Tester Pushes for Quick Action on St. Mary’s Infrastructure Funding in Call with Bureau of Reclamation Head
Tester wrote provision providing up to $100 million for the Milk River Project in his bipartisan infrastructure package
After securing up to $100 million in funding for the Milk River Project in his bipartisan infrastructure package that was recently signed into law, U.S. Senator Jon Tester this week spoke with the Commissioner of the Bureau of Reclamation, Camille Touton, to push the agency to make the St. Mary’s diversion a top priority and get the resources out the door as quickly as possible.
“As a third-generation farmer from Big Sandy, I know firsthand that the Milk River Project is essential irrigation infrastructure to communities in Northern Montana, providing water for farms, towns, and Tribes,” said Tester. “But the Project has needed critical upgrades for decades, which is why I negotiated up to $100 million directly for the Milk River Project in my bipartisan infrastructure package. So I got on the horn with the Reclamation Commissioner and let her know this needs to be her top priority and that I expect regular updates on her work to quickly get these resources out the door and into the hands of Montanans as quickly as possible.”
Tester directly negotiated and wrote the provision of his legislation that will provide up to $100 million to rehabilitate the Milk River Project. He worked across the aisle for months to negotiate his bipartisan package with a group of five Republicans, four Democrats, and the White House, and he was the only member of Montana’s congressional delegation to vote for it. Tester’s law is projected to create more than 800,000 American jobs and lower costs for businesses by making targeted investments that will strengthen our nation without raising taxes on working families.

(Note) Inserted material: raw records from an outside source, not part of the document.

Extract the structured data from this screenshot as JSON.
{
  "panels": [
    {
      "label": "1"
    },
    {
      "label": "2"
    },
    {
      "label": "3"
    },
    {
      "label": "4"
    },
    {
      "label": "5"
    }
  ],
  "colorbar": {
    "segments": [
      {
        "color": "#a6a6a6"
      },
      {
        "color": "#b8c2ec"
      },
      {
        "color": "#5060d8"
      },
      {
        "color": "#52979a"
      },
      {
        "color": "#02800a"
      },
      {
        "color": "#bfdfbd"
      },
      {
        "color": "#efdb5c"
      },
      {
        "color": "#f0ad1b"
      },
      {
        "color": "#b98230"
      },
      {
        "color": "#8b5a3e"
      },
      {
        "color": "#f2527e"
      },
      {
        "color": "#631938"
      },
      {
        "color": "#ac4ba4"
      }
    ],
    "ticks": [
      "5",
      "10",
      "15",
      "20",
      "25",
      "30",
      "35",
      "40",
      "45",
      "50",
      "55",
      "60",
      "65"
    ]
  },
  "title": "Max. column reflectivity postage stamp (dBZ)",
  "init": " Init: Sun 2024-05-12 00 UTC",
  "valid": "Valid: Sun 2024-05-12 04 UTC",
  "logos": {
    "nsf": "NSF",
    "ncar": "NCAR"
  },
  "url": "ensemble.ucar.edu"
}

Tester made sure that the legislation does not raise taxes. He secured significant wins for Montana in the legislation, including $2.82 billion for Montana’s roads, highways and bridges; $2.5 billion to complete all authorized Indian water rights settlements; $1 billion to complete all authorized rural water projects through the Bureau of Reclamation; $42.45 billion for broadband deployment to low-connectivity areas across the country; and $3.37 billion to reduce wildfire risk nationwide, among others. Tester also worked to ensure that all iron, steel, and construction materials used for these projects must be made in America.